Klein, M. . , Rey, A. , Madec, S. & Grainger, J.
LPC, CNRS, University of Aix-Marseille
Although single letters are frequently used as input to demonstrate the ability of pattern recognition algorithms, the number of neural network models that try to explain human letter recognition data in terms of cognitive processes is still very limited. Furthermore, these models are often hardwired and rely on a set of input features that are defined by the modeler (e.g., Rey et al., 2009). In this study, we model human reaction times using neural networks that extract visual features from real images of the letters. We focus on learning, and how different factors and different learning methods affect the correlation of simulated reaction times with behavioral data (Madec et al., 2012). Specifically, we are interested in studying the effect of 3 factors on this correlation: (i) utilization of an error signal during learning (supervised vs. unsupervised learning), (ii) whether or not the letter labels exert a top-down influence on the extracted features, and (iii) the effect of letter frequencies (New & Grainger, 2011).

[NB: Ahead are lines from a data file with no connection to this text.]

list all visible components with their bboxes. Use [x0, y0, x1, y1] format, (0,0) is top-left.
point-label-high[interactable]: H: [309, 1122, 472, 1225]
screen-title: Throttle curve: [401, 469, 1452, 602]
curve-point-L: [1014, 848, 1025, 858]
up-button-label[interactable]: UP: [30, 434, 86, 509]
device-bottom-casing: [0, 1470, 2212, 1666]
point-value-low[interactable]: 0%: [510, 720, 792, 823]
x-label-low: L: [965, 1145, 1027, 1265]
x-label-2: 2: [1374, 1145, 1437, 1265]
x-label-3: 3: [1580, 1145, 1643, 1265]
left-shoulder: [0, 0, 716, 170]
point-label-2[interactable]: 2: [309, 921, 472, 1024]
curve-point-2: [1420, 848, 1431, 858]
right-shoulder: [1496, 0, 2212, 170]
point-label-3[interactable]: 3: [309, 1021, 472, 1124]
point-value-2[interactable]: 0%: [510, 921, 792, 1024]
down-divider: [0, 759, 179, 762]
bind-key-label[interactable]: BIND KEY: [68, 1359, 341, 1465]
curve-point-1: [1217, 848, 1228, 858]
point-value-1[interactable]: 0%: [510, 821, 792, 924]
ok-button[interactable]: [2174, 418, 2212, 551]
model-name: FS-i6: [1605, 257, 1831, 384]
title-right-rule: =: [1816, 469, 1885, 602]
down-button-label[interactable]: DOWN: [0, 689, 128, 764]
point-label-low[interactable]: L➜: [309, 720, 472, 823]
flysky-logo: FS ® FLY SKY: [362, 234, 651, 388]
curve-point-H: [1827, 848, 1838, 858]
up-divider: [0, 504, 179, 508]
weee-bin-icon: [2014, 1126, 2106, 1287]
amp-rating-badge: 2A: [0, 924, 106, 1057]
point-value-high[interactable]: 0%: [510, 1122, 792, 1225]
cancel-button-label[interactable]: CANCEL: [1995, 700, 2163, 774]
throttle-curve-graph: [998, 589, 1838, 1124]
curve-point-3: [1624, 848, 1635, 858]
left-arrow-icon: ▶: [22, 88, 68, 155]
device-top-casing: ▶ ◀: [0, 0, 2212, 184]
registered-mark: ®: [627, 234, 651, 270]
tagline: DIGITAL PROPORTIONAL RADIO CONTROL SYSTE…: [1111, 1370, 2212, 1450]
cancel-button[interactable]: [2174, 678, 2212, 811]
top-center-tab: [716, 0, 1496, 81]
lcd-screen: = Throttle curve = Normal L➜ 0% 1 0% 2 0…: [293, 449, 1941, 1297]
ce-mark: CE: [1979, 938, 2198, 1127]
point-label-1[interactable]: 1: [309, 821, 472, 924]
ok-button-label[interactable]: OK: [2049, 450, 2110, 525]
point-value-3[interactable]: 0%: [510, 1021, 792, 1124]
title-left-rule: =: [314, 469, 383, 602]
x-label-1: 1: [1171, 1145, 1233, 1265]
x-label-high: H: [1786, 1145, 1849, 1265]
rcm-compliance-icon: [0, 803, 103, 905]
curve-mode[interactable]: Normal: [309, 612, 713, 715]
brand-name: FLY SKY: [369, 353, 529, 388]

To do so, we used Restricted Boltzmann Machines (RBMs), Back-propagation networks, and RBM/Perceptron hybrid architectures. We find the highest correlations (r = 0.66) of supervised models when using top-down information of letter labels on the feature layer during training, but only when they are trained using letter frequencies. This study shows that to account for human letter identification times, letter frequency seems to be the most important factor. In addition, top down information of letter labels on the extracted visual features also appear to be essential (and make the difference between a significant and non-significant correlation). Utilization of an error-signal does not make a strong difference in the correlation to human reaction time data, but fully unsupervised models have a harder time generating accurate categorization for letters with very low frequencies.